La vida de Annie

By Annie

#2 Daughter is born

Weighing six and a half pounds, #2D was born five weeks early by emergency Caesarian section at ten seconds after midnight. Warning: don't read on if you're a wimpy male or of a squeamish disposition.

I'd had a hospital checkup that morning; everything seemed fine, and all the midwives were talking about the first-baby-of-the-decade competition; apparently a baby-food manufacturer was offering a £5000 cash prize to the first baby to be born in the UK in 1990, with £500 to the neonatal unit of the hospital where he or she was born. There were several babies due at Whiston hospital that day, some already on the way, and the nurses were joking with me, saying to try not to fall down the stairs just to be in with a chance. I did not fall down the stairs, but just after making dinner and putting it on the table, it became damply obvious that I had to get back to hospital quick-sharp. I should explain that #2D, being as awkward then as she is now, was not a normal presentation or even a breech, but in fact a "transverse lie", which means that getting her out naturally would be a bit like eating a banana sideways in one go, if you get my drift. Once in labour there was a real danger of a prolapsed umbilical cord, which would starve her of oxygen before she could be born.

At the time there was a strike of ambulance crews, and only a small number of vehicles were available. The one that eventually turned up was from miles away, and did not know the way to my hospital, so I had to direct from the back of the van where I was lying with my legs pointing up in the air (don't ask).

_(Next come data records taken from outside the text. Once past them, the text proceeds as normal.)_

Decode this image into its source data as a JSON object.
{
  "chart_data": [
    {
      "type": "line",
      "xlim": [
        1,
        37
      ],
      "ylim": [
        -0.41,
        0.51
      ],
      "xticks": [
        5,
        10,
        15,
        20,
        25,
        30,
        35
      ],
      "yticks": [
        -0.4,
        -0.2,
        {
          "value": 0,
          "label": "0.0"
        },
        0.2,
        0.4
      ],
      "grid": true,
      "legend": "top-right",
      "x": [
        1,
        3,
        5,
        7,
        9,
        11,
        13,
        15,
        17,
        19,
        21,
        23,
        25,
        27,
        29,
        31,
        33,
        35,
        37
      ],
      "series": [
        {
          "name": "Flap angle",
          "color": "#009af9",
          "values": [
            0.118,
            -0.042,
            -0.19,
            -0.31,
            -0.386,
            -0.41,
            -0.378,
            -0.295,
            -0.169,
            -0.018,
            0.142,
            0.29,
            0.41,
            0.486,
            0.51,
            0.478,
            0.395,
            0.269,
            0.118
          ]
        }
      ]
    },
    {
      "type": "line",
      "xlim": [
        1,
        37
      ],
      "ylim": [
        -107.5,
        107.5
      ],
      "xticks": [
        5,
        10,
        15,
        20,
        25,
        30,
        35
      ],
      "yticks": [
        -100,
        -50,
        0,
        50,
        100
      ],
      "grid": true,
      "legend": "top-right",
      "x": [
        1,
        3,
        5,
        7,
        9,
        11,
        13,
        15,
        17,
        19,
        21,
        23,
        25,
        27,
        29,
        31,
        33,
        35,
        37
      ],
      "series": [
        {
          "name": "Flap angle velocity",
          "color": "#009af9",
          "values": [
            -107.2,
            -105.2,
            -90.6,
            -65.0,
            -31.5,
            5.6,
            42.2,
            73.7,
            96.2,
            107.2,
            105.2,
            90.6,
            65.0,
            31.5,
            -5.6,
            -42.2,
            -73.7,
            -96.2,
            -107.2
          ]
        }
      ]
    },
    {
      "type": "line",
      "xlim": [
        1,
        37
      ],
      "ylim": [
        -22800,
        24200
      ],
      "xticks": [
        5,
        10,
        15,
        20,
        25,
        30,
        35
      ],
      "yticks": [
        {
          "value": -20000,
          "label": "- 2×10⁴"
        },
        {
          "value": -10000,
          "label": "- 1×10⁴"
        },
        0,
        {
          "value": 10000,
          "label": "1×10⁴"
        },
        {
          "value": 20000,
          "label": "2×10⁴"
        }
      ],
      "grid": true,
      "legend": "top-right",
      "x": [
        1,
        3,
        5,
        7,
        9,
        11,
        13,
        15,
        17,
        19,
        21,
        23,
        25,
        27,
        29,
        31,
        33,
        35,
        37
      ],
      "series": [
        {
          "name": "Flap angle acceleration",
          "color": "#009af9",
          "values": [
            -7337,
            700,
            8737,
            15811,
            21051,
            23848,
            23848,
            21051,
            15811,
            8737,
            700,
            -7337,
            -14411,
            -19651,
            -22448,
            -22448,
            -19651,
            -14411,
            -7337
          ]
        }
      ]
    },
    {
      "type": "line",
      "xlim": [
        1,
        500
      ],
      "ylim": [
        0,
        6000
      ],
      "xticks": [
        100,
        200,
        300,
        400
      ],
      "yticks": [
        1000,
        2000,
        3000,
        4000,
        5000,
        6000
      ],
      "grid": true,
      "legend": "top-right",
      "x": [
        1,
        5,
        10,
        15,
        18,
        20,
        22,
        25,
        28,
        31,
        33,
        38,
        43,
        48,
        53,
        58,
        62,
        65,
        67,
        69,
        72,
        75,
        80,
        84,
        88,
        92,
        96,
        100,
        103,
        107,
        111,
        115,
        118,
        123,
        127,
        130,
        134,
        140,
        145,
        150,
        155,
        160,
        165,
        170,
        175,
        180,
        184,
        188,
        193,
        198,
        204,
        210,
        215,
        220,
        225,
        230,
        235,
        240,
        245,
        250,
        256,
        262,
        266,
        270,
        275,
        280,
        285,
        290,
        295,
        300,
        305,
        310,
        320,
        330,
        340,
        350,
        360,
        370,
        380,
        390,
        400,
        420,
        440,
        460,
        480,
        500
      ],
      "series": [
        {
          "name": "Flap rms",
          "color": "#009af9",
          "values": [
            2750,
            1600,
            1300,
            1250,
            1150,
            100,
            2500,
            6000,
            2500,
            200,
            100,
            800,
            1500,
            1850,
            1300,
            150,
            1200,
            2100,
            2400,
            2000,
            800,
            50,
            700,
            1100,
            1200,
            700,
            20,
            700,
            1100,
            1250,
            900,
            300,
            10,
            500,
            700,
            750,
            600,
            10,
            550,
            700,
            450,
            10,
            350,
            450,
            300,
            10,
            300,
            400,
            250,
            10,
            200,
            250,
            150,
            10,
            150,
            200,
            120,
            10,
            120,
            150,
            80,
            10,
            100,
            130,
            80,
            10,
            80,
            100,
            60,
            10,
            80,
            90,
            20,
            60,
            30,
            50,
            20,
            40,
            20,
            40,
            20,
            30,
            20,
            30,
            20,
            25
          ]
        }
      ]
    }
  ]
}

While all this was going on, amid the confusion our two cats got on the table and ate everyone's dinner, I found out later.

Once at the hospital, I was told that as they had to operate right away I would have to have a general anaesthetic instead of the epidural I had planned for, in order to be awake during the birth and to bond with her right away. After a bit of persuasion they agreed to give me a spinal block instead, which was quicker but meant I could still be awake. A sterile screen is placed in front of the face so that you thankfully can't see your stomach sliced open, although there was a teeny little hole just in front of one eye and I had to try very hard not to look. Having a child delivered in this way under spinal anaesthetic is the weirdest feeling; no pain at all, just a lot of pulling and pushing and the sense of someone "rummaging around" in there like a basket of washing with one elusive sock at the bottom. Of course you get the full impact of that missed pain once the drugs have worn off.

The surgical staff who had drawn the short straws and were having to work New Year's Eve were making the best of it, laughing and joking in jazzy masks and scrubs and with a radio on to listen to the countdown to 1990. All in all a cheerful party atmosphere. Before long we heard the chimes of Big Ben, on the 5th of which #2D entered the world to the cheers of all the staff, who wished her a happy new year and happy zeroth birthday.

I still can't listen to those chimes at New Year without being transported right back to that great night 20 years ago... In case you're wondering, we didn't win the prize, as there were 12 babies born in the UK in the first minute of that year, and so they decided to draw the 12 names from a hat. We did get a picture in the local paper though and a nice letter from the local MP on House of Commons notepaper. She is not crying in the picture as the newspaper picture title suggested ("roaring nineties"), but rather yawning in her habitually laid-back way. She still has the widest yawn of anyone I know.